Seanad debates

Wednesday, 2 June 2004

Report on Seanad Reform: Statements (Resumed).

 

4:00 am

Photo of Martin ManserghMartin Mansergh (Fianna Fail)

There are three areas I wish to cover regarding composition. I agree with the recommendation that the university seats be kept. It might be hard to defend in principle, but one is defending it in practice. There is no doubt the university Senators, to this day, make a fine contribution to our deliberations. I accept the Seanad should have been reformed long ago, given the way we voted in 1979.

My sister's godfather was a Member of this House for 25 years, former Senator W.B. Stanford, and was subsequently chancellor of Trinity College. There is no doubt the House served a function in terms of minority representation at a time when cultural divisions and historical difficulties were much greater than they are now. The Seanad was preceded by the Free State Seanad, which was even more generous, but the problem is it then got into serious conflict with the Dáil and the elected Government. One of these days I must read Donal O'Sullivan's book on the Free State Seanad. I am sure I will find it full of interest. As far as minority representation is concerned today, there is no reason why anyone should not seek it, either through the continuation of the six university seats or in any parties that have, or have had, minority representatives, not only from the Christian religion, in both Houses of the Oireachtas.

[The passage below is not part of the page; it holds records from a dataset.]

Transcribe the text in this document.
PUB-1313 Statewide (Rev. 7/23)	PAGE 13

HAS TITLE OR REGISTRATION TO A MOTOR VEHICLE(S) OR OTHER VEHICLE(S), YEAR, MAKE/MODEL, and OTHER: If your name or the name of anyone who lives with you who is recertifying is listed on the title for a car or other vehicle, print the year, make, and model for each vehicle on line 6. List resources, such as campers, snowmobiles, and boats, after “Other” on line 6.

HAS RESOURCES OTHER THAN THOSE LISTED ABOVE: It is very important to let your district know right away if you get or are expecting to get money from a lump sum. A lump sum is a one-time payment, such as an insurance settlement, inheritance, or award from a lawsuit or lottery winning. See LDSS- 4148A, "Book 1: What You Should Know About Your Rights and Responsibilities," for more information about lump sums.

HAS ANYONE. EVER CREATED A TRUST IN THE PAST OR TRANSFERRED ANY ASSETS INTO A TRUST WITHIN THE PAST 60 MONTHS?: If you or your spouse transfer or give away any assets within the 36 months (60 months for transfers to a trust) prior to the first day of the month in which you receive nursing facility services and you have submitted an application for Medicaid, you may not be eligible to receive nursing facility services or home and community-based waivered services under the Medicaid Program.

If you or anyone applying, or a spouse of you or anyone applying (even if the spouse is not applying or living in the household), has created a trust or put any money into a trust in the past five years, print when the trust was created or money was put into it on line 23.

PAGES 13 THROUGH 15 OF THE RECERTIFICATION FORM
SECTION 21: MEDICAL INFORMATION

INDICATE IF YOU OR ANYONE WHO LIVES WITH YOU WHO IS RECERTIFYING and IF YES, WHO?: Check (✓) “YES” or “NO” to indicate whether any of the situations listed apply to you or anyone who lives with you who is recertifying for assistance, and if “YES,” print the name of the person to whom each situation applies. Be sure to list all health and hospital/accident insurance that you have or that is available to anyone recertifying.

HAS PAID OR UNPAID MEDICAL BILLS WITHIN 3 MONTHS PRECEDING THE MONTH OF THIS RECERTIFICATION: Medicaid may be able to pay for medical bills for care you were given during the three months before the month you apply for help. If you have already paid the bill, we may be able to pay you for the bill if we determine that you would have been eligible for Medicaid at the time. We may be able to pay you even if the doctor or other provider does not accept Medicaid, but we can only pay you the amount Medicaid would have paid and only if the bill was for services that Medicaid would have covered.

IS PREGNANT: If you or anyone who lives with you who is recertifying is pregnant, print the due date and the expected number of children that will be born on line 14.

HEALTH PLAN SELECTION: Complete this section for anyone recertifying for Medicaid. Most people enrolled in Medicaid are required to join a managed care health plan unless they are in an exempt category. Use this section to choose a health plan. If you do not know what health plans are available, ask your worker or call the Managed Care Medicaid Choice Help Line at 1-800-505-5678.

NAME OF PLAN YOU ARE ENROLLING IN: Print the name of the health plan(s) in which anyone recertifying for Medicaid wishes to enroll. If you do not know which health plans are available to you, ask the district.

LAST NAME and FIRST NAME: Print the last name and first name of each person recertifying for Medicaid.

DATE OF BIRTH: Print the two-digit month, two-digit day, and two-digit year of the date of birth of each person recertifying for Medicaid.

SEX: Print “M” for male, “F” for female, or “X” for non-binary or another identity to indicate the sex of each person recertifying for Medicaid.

I have to express some disappointment with the proposal regarding Northern representation. The only justification for increasing the number of seats from 60 to 65 is so we can have five Northern representatives. The discussions between the Taoiseach, the Government and the Northern parties were on that basis in 1998. Although it was not part of the Good Friday Agreement, it is something that would perhaps be properly moved on as an act of completion on our part paralleling a lot of other acts of completion. It is not something I would necessarily have sought to fast forward. We have had, and still have today, some Northern representation in the Seanad. We have had that on and off since the late 1940s and fairly consistently since the early 1980s. If one were to have only two representatives who would be in any sense representative these days, one would come from Sinn Féin and one would come from a representative of the Unionist community. The reality is that there are four main parties in Northern Ireland, not two, if one is to have the spread of representation that is needed. However, we also need the type of non-party voice provided by Senator Maurice Hayes. There is a non-party, cross-party or middle ground element that may not add up to more than about 10% of the voting public in Northern Ireland but, nonetheless, it is valuable and was extremely valuable at the time of the Good Friday Agreement talks. If we are to have a constitutional referendum on Northern representation I fear the Northern parties would feel themselves sold a bit short with only two seats. I feel we need to have five. That would perhaps have consequential adjustments which I have not looked into and would have difficulty going into.

I support the notion of former Taoisigh and Tánaistí having speaking rights here, but I would limit it to that. I would not go overboard in the way Senator Bannon suggested, as that would upset the balance.

I now come to what many people might consider the main issue, namely the electoral composition. I suppose it is inevitable, and this has been reflected in the debate, if one has come through a particular system however arcane or complicated one acquires a certain vested interest in it.